Here's the fascinating difference about the 2015 incarnation of Georgia-Alabama: For once, on the other side, there is also serious panic. This is the first time Alabama hasn't been favored to win a football game since late 2009, an extraordinary run of dominance that encompasses that 2012 SEC title game, as well as three national championships. But after a home loss to Ole Miss two weeks ago, the narrative in Tuscaloosa has become discombobulated. The Crimson Tide seemingly can't settle on a competent quarterback, bouncing between Jake Coker and Cooper Bateman. Because of that, their offense appears uncharacteristically hesitant, and those presumably slanderous blind-item rumors about an Alabama staff member that briefly made the rounds on the Internet last week most likely were a metaphoric display of the discomfort of a fan base that's become accustomed to a program that exudes militant competence.
The overarching notion is that Saban will figure things out eventually, because he always does; the notion is that Alabama rebounds from its defeats by getting even better than it was before. The notion is that offensive coordinator Lane Kiffin (have I mentioned him yet?), for all his peccadilloes, actually possesses a pretty competent football mind, and that he'll straighten out one of the Tide's two quarterbacks eventually. Right now, though, the Tide are grasping; after the loss to Ole Miss, there is no room for error if Alabama wants to be considered for the College Football Playoff again this season.

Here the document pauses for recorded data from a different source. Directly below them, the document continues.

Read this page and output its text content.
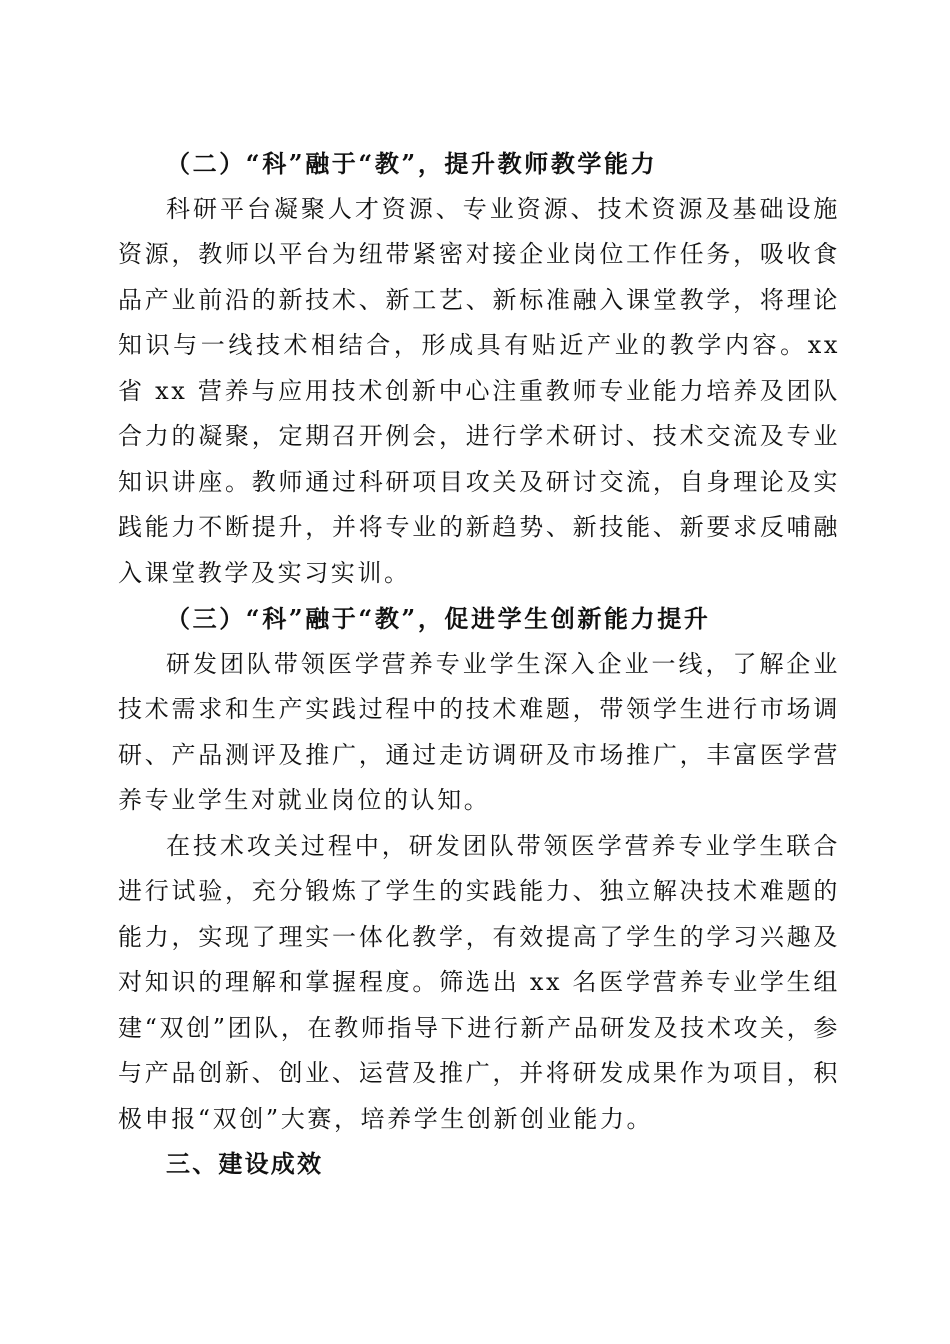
（二）“科”融于“教”，提升教师教学能力

科研平台凝聚人才资源、专业资源、技术资源及基础设施资源，教师以平台为纽带紧密对接企业岗位工作任务，吸收食品产业前沿的新技术、新工艺、新标准融入课堂教学，将理论知识与一线技术相结合，形成具有贴近产业的教学内容。xx 省 xx 营养与应用技术创新中心注重教师专业能力培养及团队合力的凝聚，定期召开例会，进行学术研讨、技术交流及专业知识讲座。教师通过科研项目攻关及研讨交流，自身理论及实践能力不断提升，并将专业的新趋势、新技能、新要求反哺融入课堂教学及实习实训。

（三）“科”融于“教”，促进学生创新能力提升

研发团队带领医学营养专业学生深入企业一线，了解企业技术需求和生产实践过程中的技术难题，带领学生进行市场调研、产品测评及推广，通过走访调研及市场推广，丰富医学营养专业学生对就业岗位的认知。

在技术攻关过程中，研发团队带领医学营养专业学生联合进行试验，充分锻炼了学生的实践能力、独立解决技术难题的能力，实现了理实一体化教学，有效提高了学生的学习兴趣及对知识的理解和掌握程度。筛选出 xx 名医学营养专业学生组建“双创”团队，在教师指导下进行新产品研发及技术攻关，参与产品创新、创业、运营及推广，并将研发成果作为项目，积极申报“双创”大赛，培养学生创新创业能力。

三、建设成效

"[Georgia looks] a lot like some of our teams of the past," Saban said during his Monday press conference this week. "Very physical. Don't make a lot of mistakes. Don't beat themselves much. And they play with a lot of toughness. They are very aggressive on both sides of the ball. That's the kind of team we've always sort of aspired to have here, and it certainly looks like that's the kind of team they have developed there."
These are the kinds of things football coaches tend to say during their Monday press conferences, but this one feels a little bit more meaningful than the rote pablum that Saban tends toward. I imagine he knows what's at stake here; I imagine he recognizes that if he wishes to maintain his position as college football's most impenetrable and dynastic program—if he wishes to maintain the position he's held in all those games his team has been favored in since 2009—he has to prove that no one can out-Alabama Alabama. Certainly not Richt.
And Richt? I imagine he knows that opportunities like this one don't come along too many times. Eventually, you have to nail it; eventually, you have to follow through and win a big game in order to achieve the stature that Saban has. "I don't think we've gotta create motivation [this week]. I think we've gotta temper it," Richt said on Monday night. "And when I say temper it, I mean make sure we channel it in the right way."
I'm not sure that's something Richt has mastered, given his track record. Maybe he gets it right this week. Maybe his team is good enough and lucky enough, and maybe the narrative finally changes. Maybe Mark Richt finally kicks that damn football. But it wouldn't surprise me if he winds up and misses again.